Middle-class families, law enforcement, and the general public: Makes illicit private transfers and firearms trafficking harder by requiring licensed intermediaries and background checks for many private sales, limiting handgun purchases (one per 30 days), prohibiting undetectable weapons, and requiring serialized frames/receivers — improving traceability and reducing unvetted transfers.
State, tribal, and local governments and law enforcement: Receive federal grants, training, and technical assistance to implement ERPOs, relinquishment procedures, and related protocols, improving identification of high-risk people and safe firearm removal/storage.

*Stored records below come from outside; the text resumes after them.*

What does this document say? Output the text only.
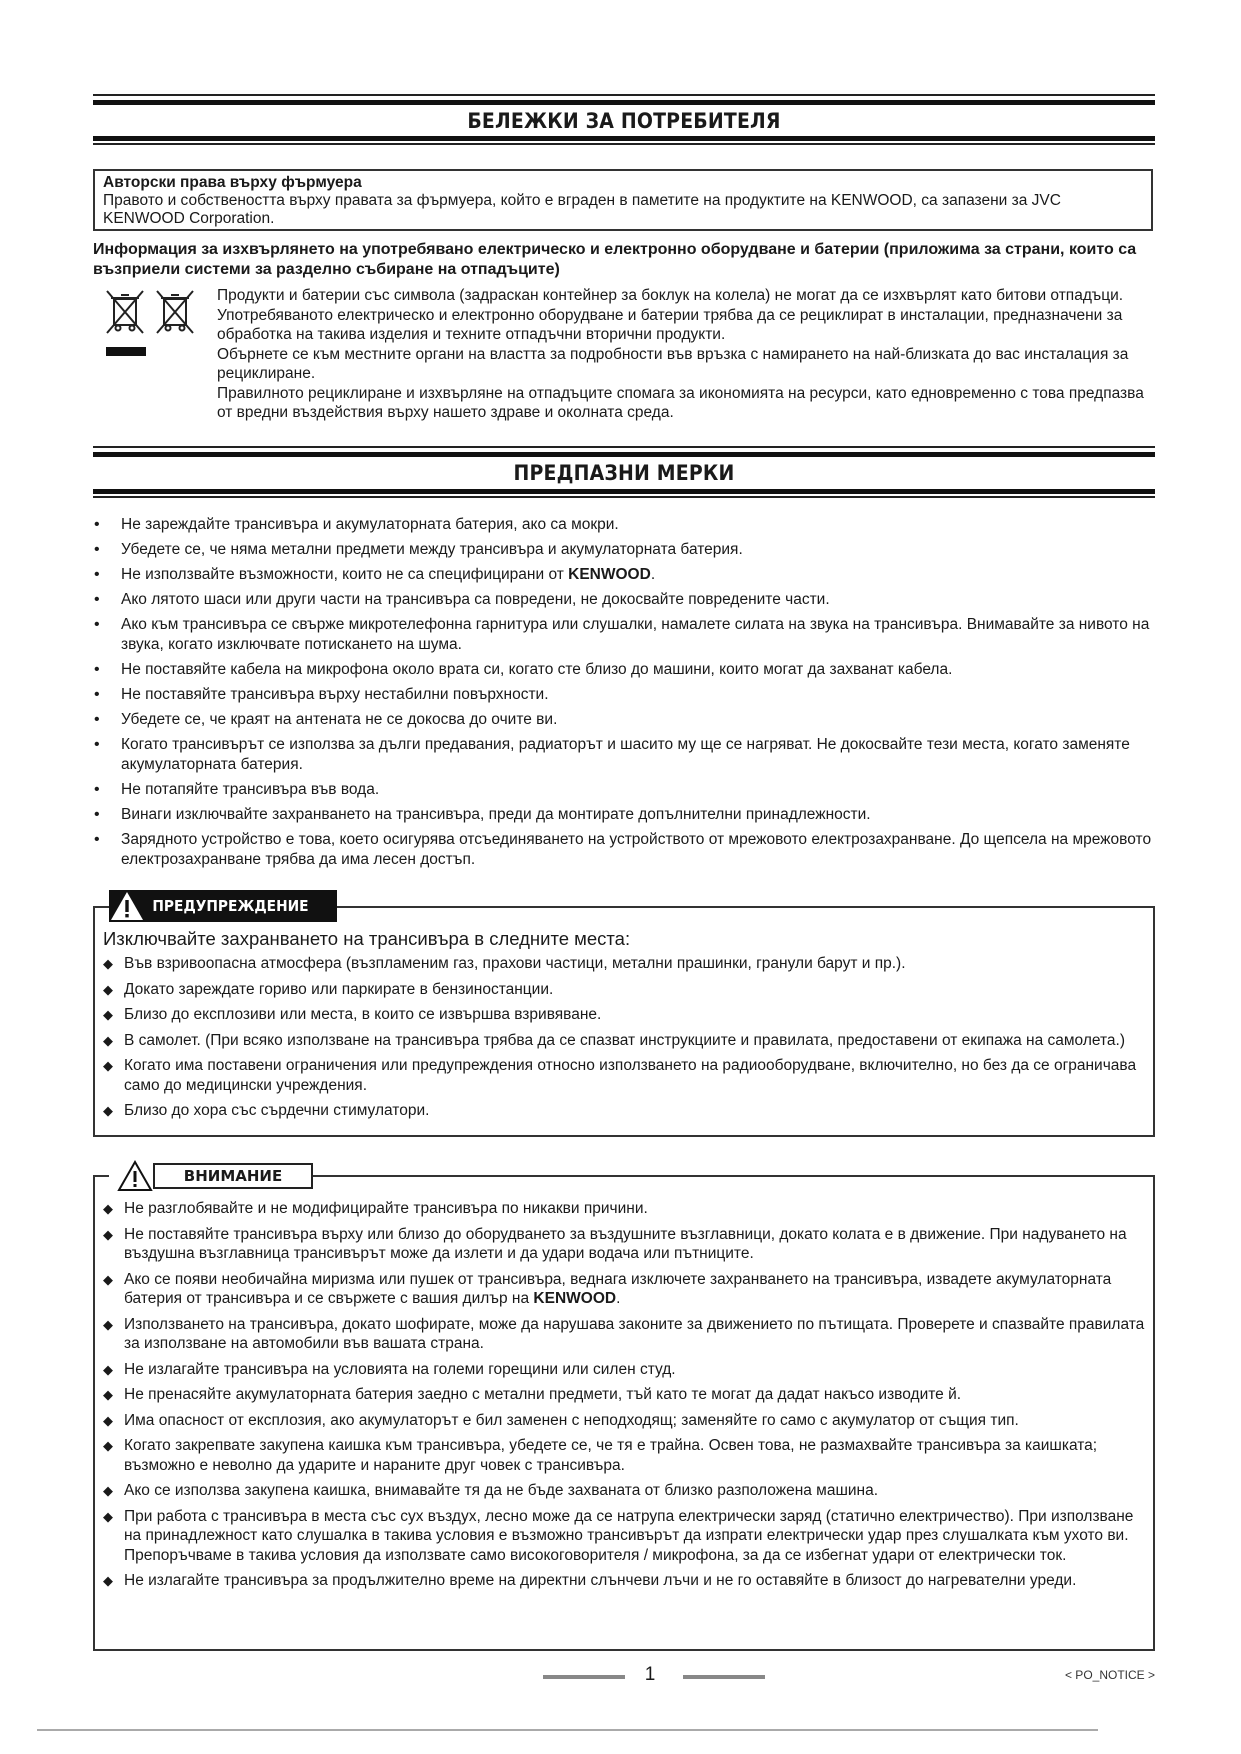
БЕЛЕЖКИ ЗА ПОТРЕБИТЕЛЯ
Авторски права върху фърмуера
Правото и собствеността върху правата за фърмуера, който е вграден в паметите на продуктите на KENWOOD, са запазени за JVC KENWOOD Corporation.
Информация за изхвърлянето на употребявано електрическо и електронно оборудване и батерии (приложима за страни, които са възприели системи за разделно събиране на отпадъците)

Продукти и батерии със символа (задраскан контейнер за боклук на колела) не могат да се изхвърлят като битови отпадъци.

Употребяваното електрическо и електронно оборудване и батерии трябва да се рециклират в инсталации, предназначени за обработка на такива изделия и техните отпадъчни вторични продукти.

Обърнете се към местните органи на властта за подробности във връзка с намирането на най-близката до вас инсталация за рециклиране.

Правилното рециклиране и изхвърляне на отпадъците спомага за икономията на ресурси, като едновременно с това предпазва от вредни въздействия върху нашето здраве и околната среда.

ПРЕДПАЗНИ МЕРКИ
• Не зареждайте трансивъра и акумулаторната батерия, ако са мокри.
• Убедете се, че няма метални предмети между трансивъра и акумулаторната батерия.
• Не използвайте възможности, които не са специфицирани от KENWOOD.
• Ако лятото шаси или други части на трансивъра са повредени, не докосвайте повредените части.
• Ако към трансивъра се свърже микротелефонна гарнитура или слушалки, намалете силата на звука на трансивъра. Внимавайте за нивото на звука, когато изключвате потискането на шума.
• Не поставяйте кабела на микрофона около врата си, когато сте близо до машини, които могат да захванат кабела.
• Не поставяйте трансивъра върху нестабилни повърхности.
• Убедете се, че краят на антената не се докосва до очите ви.
• Когато трансивърът се използва за дълги предавания, радиаторът и шасито му ще се нагряват. Не докосвайте тези места, когато заменяте акумулаторната батерия.
• Не потапяйте трансивъра във вода.
• Винаги изключвайте захранването на трансивъра, преди да монтирате допълнителни принадлежности.
• Зарядното устройство е това, което осигурява отсъединяването на устройството от мрежовото електрозахранване. До щепсела на мрежовото електрозахранване трябва да има лесен достъп.
Изключвайте захранването на трансивъра в следните места:
◆ Във взривоопасна атмосфера (възпламеним газ, прахови частици, метални прашинки, гранули барут и пр.).
◆ Докато зареждате гориво или паркирате в бензиностанции.
◆ Близо до експлозиви или места, в които се извършва взривяване.
◆ В самолет. (При всяко използване на трансивъра трябва да се спазват инструкциите и правилата, предоставени от екипажа на самолета.)
◆ Когато има поставени ограничения или предупреждения относно използването на радиооборудване, включително, но без да се ограничава само до медицински учреждения.
◆ Близо до хора със сърдечни стимулатори.
ПРЕДУПРЕЖДЕНИЕ
◆ Не разглобявайте и не модифицирайте трансивъра по никакви причини.
◆ Не поставяйте трансивъра върху или близо до оборудването за въздушните възглавници, докато колата е в движение. При надуването на въздушна възглавница трансивърът може да излети и да удари водача или пътниците.
◆ Ако се появи необичайна миризма или пушек от трансивъра, веднага изключете захранването на трансивъра, извадете акумулаторната батерия от трансивъра и се свържете с вашия дилър на KENWOOD.
◆ Използването на трансивъра, докато шофирате, може да нарушава законите за движението по пътищата. Проверете и спазвайте правилата за използване на автомобили във вашата страна.
◆ Не излагайте трансивъра на условията на големи горещини или силен студ.
◆ Не пренасяйте акумулаторната батерия заедно с метални предмети, тъй като те могат да дадат накъсо изводите й.
◆ Има опасност от експлозия, ако акумулаторът е бил заменен с неподходящ; заменяйте го само с акумулатор от същия тип.
◆ Когато закрепвате закупена каишка към трансивъра, убедете се, че тя е трайна. Освен това, не размахвайте трансивъра за каишката; възможно е неволно да ударите и нараните друг човек с трансивъра.
◆ Ако се използва закупена каишка, внимавайте тя да не бъде захваната от близко разположена машина.
◆ При работа с трансивъра в места със сух въздух, лесно може да се натрупа електрически заряд (статично електричество). При използване на принадлежност като слушалка в такива условия е възможно трансивърът да изпрати електрически удар през слушалката към ухото ви. Препоръчваме в такива условия да използвате само високоговорителя / микрофона, за да се избегнат удари от електрически ток.
◆ Не излагайте трансивъра за продължително време на директни слънчеви лъчи и не го оставяйте в близост до нагревателни уреди.
ВНИМАНИЕ
1	< PO_NOTICE >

Children, youth, students, and parents: Increases child and campus safety by banning minors from assault weapons, criminalizing leaving loaded unsecured firearms accessible to under-18s, and prohibiting firearms on college campuses and around many mental-health facilities.
Gun owners, sellers, and caregivers: Broadens criminal exposure by expanding 'assault weapon' definitions, adding enhanced penalties, and creating felony-level caregiver prohibitions, which can criminalize previously lawful possession or conduct and raise the risk of severe penalties.
Private individuals, dealers, and small businesses: Imposes new compliance costs and administrative burdens (licensed intermediaries for private transfers, full chapter 44 procedures, reporting and storage requirements), which may raise fees, reduce transfer options, and strain small dealers.
People subject to ERPOs and temporary orders: Faces immediate loss of firearms and due-process concerns because ex parte orders and broadened reporting can cause temporary deprivation and federal prohibitions before a full hearing.
Based on analysis of 5 sections of legislative text.
Creates new federal transfer, reporting, storage, and location-based firearm offenses; funds ERPO and domestic-relief grant programs and disqualifies misdemeanor hate-crime convicts from owning guns.
Makes multiple changes to federal firearms law: it creates new crimes and duties for private transfers and for failing to report lost or stolen guns, adds a reckless-storage offense for loaded guns that endanger minors, and bars possession of regulated firearms on many campus and mental-health facility grounds. It also creates two grant programs to support state, tribal, and local adoption and implementation of extreme-risk protection orders (ERPOs) and domestic-violence-related firearm relinquishment laws, sets conditions for grant eligibility, and authorizes funding for training, personnel, storage, data collection, and public awareness. The bill further expands who is disqualified from owning firearms to include people convicted of certain misdemeanor hate crimes and updates definitions for key terms.